Rodney Erickson, former Penn State Prez Michael Bryant photo for Philly.com |
Maddie Hanna reports for The Philadelphia Inquirer:
Three years after retiring as president of Pennsylvania State University, Rodney Erickson is netting $477,590 a year — from a state pension.
Gary Schultz, the former Penn State vice president who pleaded guilty in the Jerry Sandusky scandal, takes home $330,699 in pension benefits. Former state lawmaker Frank Oliver, a Democrat who represented North Philadelphia, gets $286,117.
More than 127,000 former Pennsylvania state employees or their beneficiaries collect public pension checks each month, and most are comparatively paltry.
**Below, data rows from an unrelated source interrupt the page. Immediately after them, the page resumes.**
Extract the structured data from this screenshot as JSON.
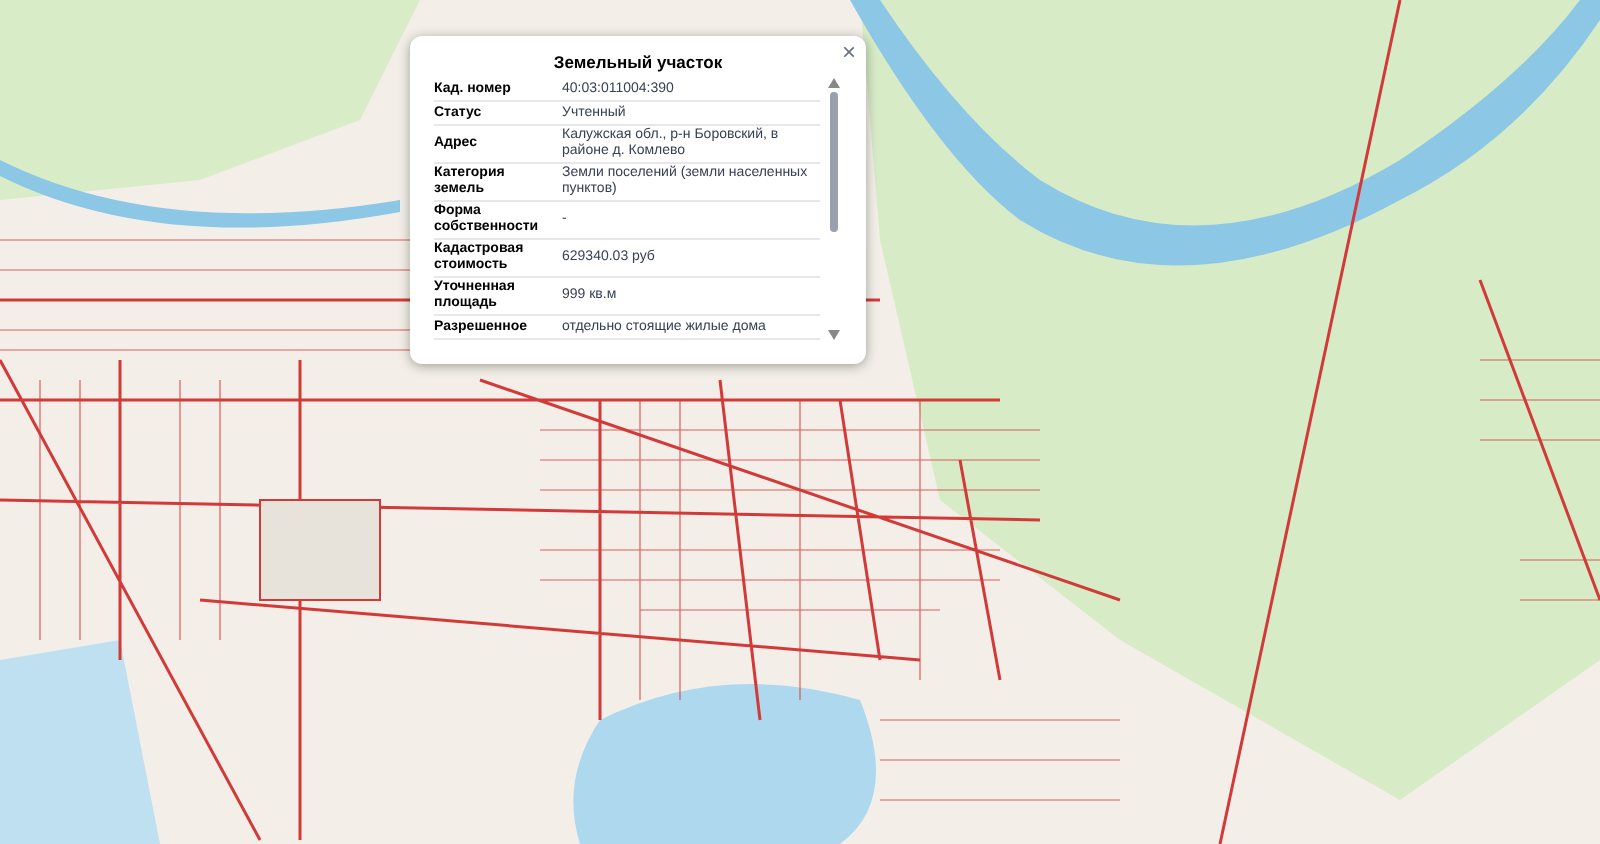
{
  "popup": {
    "title": "Земельный участок",
    "close": "×",
    "rows": [
      {
        "label": "Кад. номер",
        "value": "40:03:011004:390"
      },
      {
        "label": "Статус",
        "value": "Учтенный"
      },
      {
        "label": "Адрес",
        "value": "Калужская обл., р-н Боровский, в районе д. Комлево"
      },
      {
        "label": "Категория земель",
        "value": "Земли поселений (земли населенных пунктов)"
      },
      {
        "label": "Форма собственности",
        "value": "-"
      },
      {
        "label": "Кадастровая стоимость",
        "value": "629340.03 руб"
      },
      {
        "label": "Уточненная площадь",
        "value": "999 кв.м"
      },
      {
        "label": "Разрешенное",
        "value": "отдельно стоящие жилые дома"
      }
    ]
  }
}
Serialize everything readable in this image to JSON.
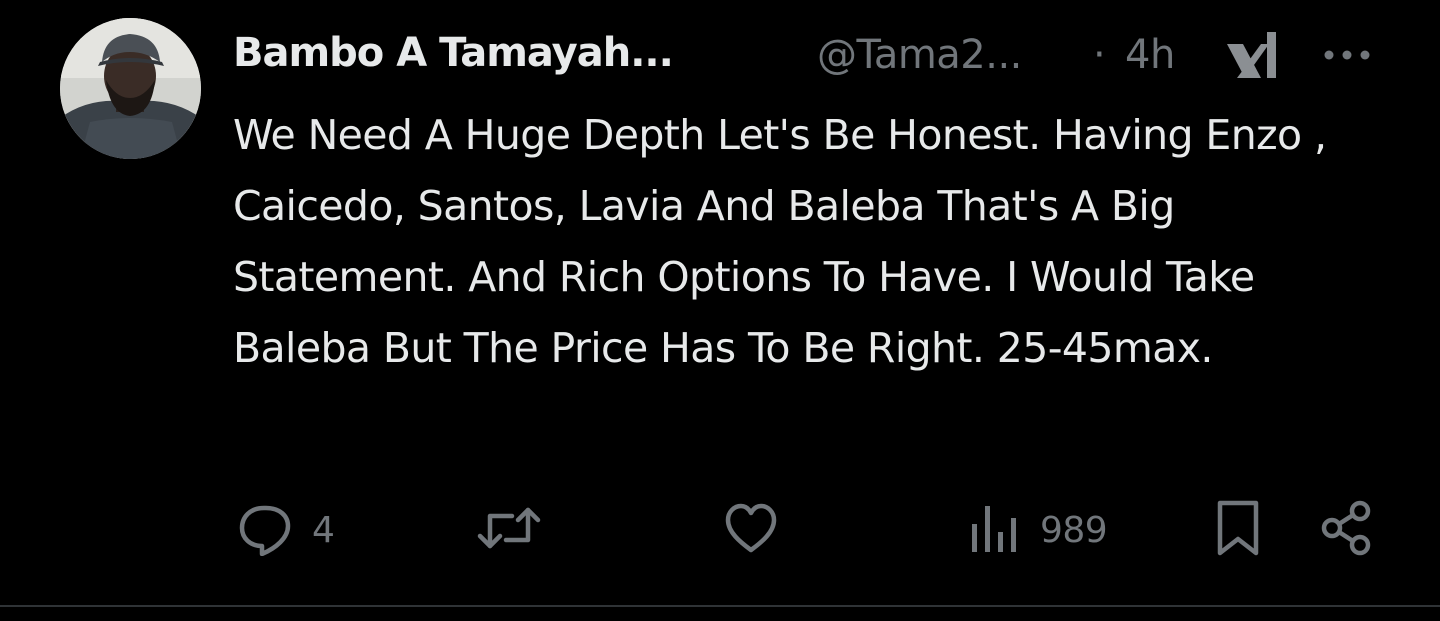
{
  "tweet": {
    "author_name": "Bambo A Tamayah...",
    "handle": "@Tama2...",
    "separator": "·",
    "time": "4h",
    "text": "We Need A Huge Depth Let's Be Honest. Having Enzo , Caicedo, Santos, Lavia And Baleba That's A Big Statement. And Rich Options To Have. I Would Take Baleba But The Price Has To Be Right. 25-45max."
  },
  "actions": {
    "replies": "4",
    "reposts": "",
    "likes": "",
    "views": "989"
  },
  "icons": {
    "avatar": "profile-photo",
    "grok": "grok-icon",
    "more": "more-icon",
    "reply": "reply-icon",
    "repost": "repost-icon",
    "like": "heart-icon",
    "views": "views-icon",
    "bookmark": "bookmark-icon",
    "share": "share-icon"
  },
  "colors": {
    "background": "#000000",
    "primary_text": "#e7e9ea",
    "secondary_text": "#71767b",
    "divider": "#2f3336"
  }
}
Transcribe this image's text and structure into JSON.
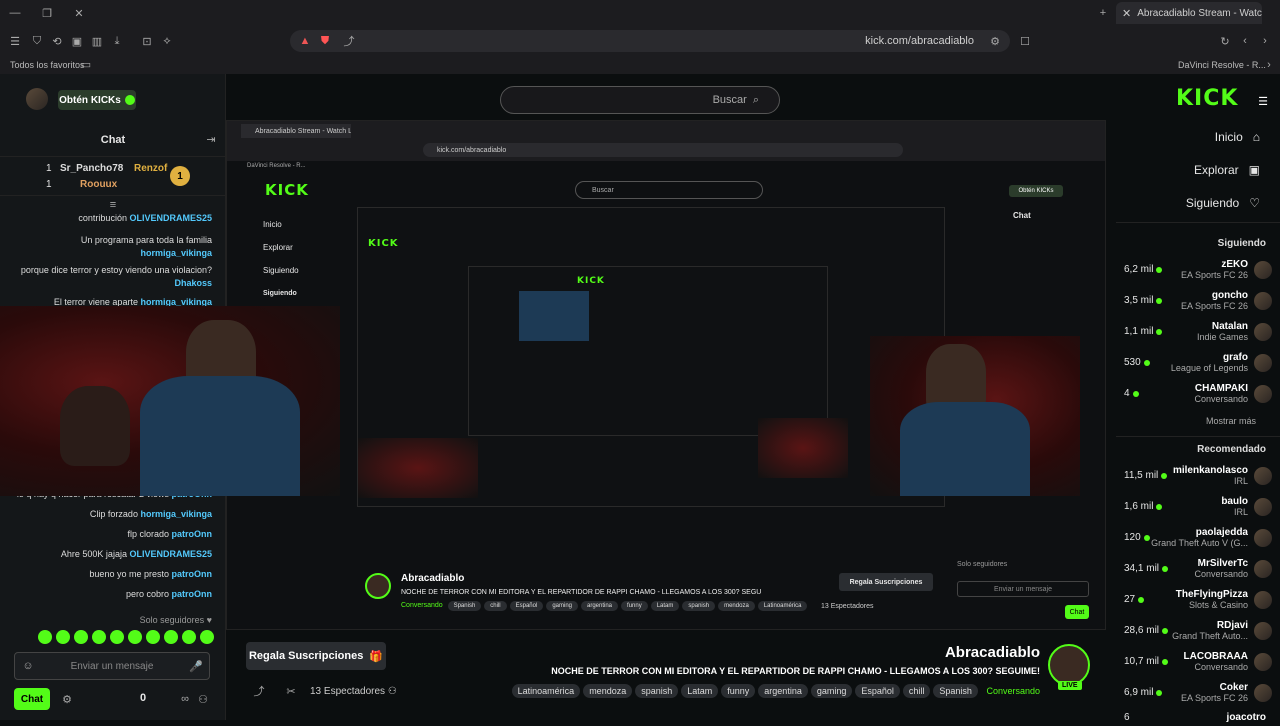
{
  "browser": {
    "tab_title": "Abracadiablo Stream - Watch Li",
    "url": "kick.com/abracadiablo",
    "bookmarks": [
      "Todos los favoritos"
    ],
    "bookmark_right": "DaVinci Resolve - R..."
  },
  "header": {
    "search_placeholder": "Buscar",
    "get_kicks": "Obtén KICKs",
    "logo": "KICK"
  },
  "nav": {
    "items": [
      {
        "label": "Inicio",
        "icon": "home-icon"
      },
      {
        "label": "Explorar",
        "icon": "browse-icon"
      },
      {
        "label": "Siguiendo",
        "icon": "heart-icon"
      }
    ]
  },
  "following": {
    "title": "Siguiendo",
    "items": [
      {
        "name": "zEKO",
        "game": "EA Sports FC 26",
        "viewers": "6,2 mil"
      },
      {
        "name": "goncho",
        "game": "EA Sports FC 26",
        "viewers": "3,5 mil"
      },
      {
        "name": "Natalan",
        "game": "Indie Games",
        "viewers": "1,1 mil"
      },
      {
        "name": "grafo",
        "game": "League of Legends",
        "viewers": "530"
      },
      {
        "name": "CHAMPAKI",
        "game": "Conversando",
        "viewers": "4"
      }
    ],
    "show_more": "Mostrar más"
  },
  "recommended": {
    "title": "Recomendado",
    "items": [
      {
        "name": "milenkanolasco",
        "game": "IRL",
        "viewers": "11,5 mil"
      },
      {
        "name": "baulo",
        "game": "IRL",
        "viewers": "1,6 mil"
      },
      {
        "name": "paolajedda",
        "game": "Grand Theft Auto V (G...",
        "viewers": "120"
      },
      {
        "name": "MrSilverTc",
        "game": "Conversando",
        "viewers": "34,1 mil"
      },
      {
        "name": "TheFlyingPizza",
        "game": "Slots & Casino",
        "viewers": "27"
      },
      {
        "name": "RDjavi",
        "game": "Grand Theft Auto...",
        "viewers": "28,6 mil"
      },
      {
        "name": "LACOBRAAA",
        "game": "Conversando",
        "viewers": "10,7 mil"
      },
      {
        "name": "Coker",
        "game": "EA Sports FC 26",
        "viewers": "6,9 mil"
      },
      {
        "name": "joacotro",
        "game": "",
        "viewers": "6"
      }
    ]
  },
  "chat": {
    "title": "Chat",
    "top_gifters": [
      {
        "name": "Renzof",
        "count": ""
      },
      {
        "name": "Sr_Pancho78",
        "count": "1"
      },
      {
        "name": "Roouux",
        "count": "1"
      }
    ],
    "messages_top": [
      {
        "user": "OLIVENDRAMES25",
        "text": "contribución"
      },
      {
        "user": "hormiga_vikinga",
        "text": "Un programa para toda la familia"
      },
      {
        "user": "Dhakoss",
        "text": "porque dice terror y estoy viendo una violacion?"
      },
      {
        "user": "hormiga_vikinga",
        "text": "El terror viene aparte"
      }
    ],
    "messages_bottom": [
      {
        "user": "patroOnn",
        "text": "lo q hay q hacer para rescatar 2 views"
      },
      {
        "user": "hormiga_vikinga",
        "text": "Clip forzado"
      },
      {
        "user": "patroOnn",
        "text": "flp clorado"
      },
      {
        "user": "OLIVENDRAMES25",
        "text": "Ahre 500K jajaja"
      },
      {
        "user": "patroOnn",
        "text": "bueno yo me presto"
      },
      {
        "user": "patroOnn",
        "text": "pero cobro"
      }
    ],
    "followers_only": "Solo seguidores",
    "input_placeholder": "Enviar un mensaje",
    "send_label": "Chat",
    "points": "0"
  },
  "stream": {
    "channel": "Abracadiablo",
    "title": "NOCHE DE TERROR CON MI EDITORA Y EL REPARTIDOR DE RAPPI CHAMO - LLEGAMOS A LOS 300? SEGUIME!",
    "category": "Conversando",
    "tags": [
      "Spanish",
      "chill",
      "Español",
      "gaming",
      "argentina",
      "funny",
      "Latam",
      "spanish",
      "mendoza",
      "Latinoamérica"
    ],
    "viewers": "13 Espectadores",
    "subscribe_label": "Regala Suscripciones",
    "live_badge": "LIVE"
  },
  "capture": {
    "tab_title": "Abracadiablo Stream - Watch Li",
    "url": "kick.com/abracadiablo",
    "bookmark": "DaVinci Resolve - R...",
    "search": "Buscar",
    "get_kicks": "Obtén KICKs",
    "chat_title": "Chat",
    "nav": [
      "Inicio",
      "Explorar",
      "Siguiendo"
    ],
    "following_title": "Siguiendo",
    "followers_only": "Solo seguidores",
    "input_placeholder": "Enviar un mensaje",
    "viewers": "13 Espectadores"
  },
  "colors": {
    "accent": "#53fc18",
    "bg": "#0b0e0f",
    "panel": "#141719"
  }
}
The average paid out last year was $27,722.
But despite reforms in the system — which mostly affect future retirees — and a move by some states to cap retirement payments, a separate class of Keystone State pensioners will continue to receive checks that alone put them among the top tier of all income earners in the United States.
As the costs of public pensions continue to be a point of debate for struggling state and municipal governments, the Inquirer and Daily News reviewed data for hundreds of Pennsylvania’s highest-paid beneficiaries, all current through August.
They showed that 20 state retirees collect more than $215,000 a year — a payout so big it exceeds an IRS mandated pension cap and must be paid from two plans. More than 500 retirees collect $100,000 or more.